I have usually found unpersuasive attempts to derive hermeneutical significance from the order of books in the biblical canon. I have blogged on this before (e.g. here). It is one of the themes underlying my recent NTS article on Matt. 23:35. One of the reasons that such ideas have not found favor with me is that the ancients seem to have known nothing about it. They do not interpret books according to a particular sequence (the Minor Prophets, for example, or the books comprising the Ketuvim in the Jewish canon).

But, Frans van Liere's Introduction to the Medieval Bible (Cambridge, 2014) has reminded me that the ancients did in fact find pedagogical significance to the sequence of Solomonic books: Proverbs, Ecclesiastes, Song of Songs. One should begin with Proverbs, continue with Ecclesiastes, and approach Song of Songs--which speaks of the love of Christ and the Church in the sensual language of human erotic love--only when one has attained substantial spiritual maturity.

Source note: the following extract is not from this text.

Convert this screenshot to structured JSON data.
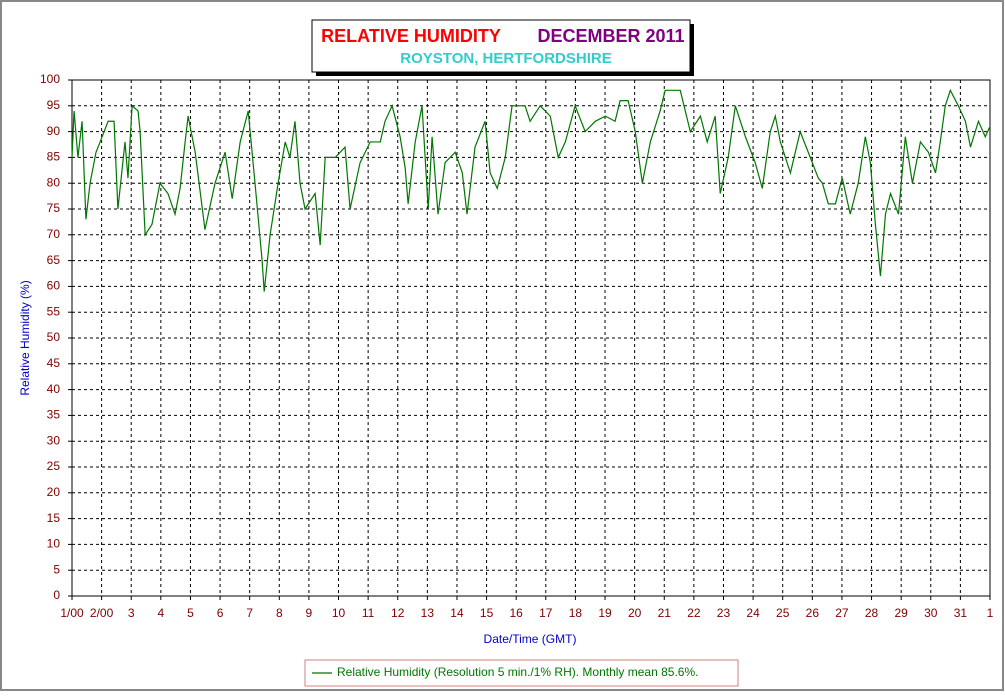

This idea already finds expression in Origen's Commentary on the Song of Songs, and it is echoed by Basil of Caesarea, Gregory of Nyssa, Jerome, and no doubt others. (For exact references, see pp. 40-41 of my book.) Van Liere's Introduction (p. 161) shows that the idea still found adherents in the twelfth century with Richard of Saint Victor, Explicatio in Canticum Canticorum (PL 196.409) and Gilbert Foliot, Expositio in Canticum Canticorum (PL 202.1150a-b).

I don't think this overthrows my previously expressed doubts about ancient attestation of hermeneutical significance of the sequence of the canon, but it does provide an interesting footnote to that discussion.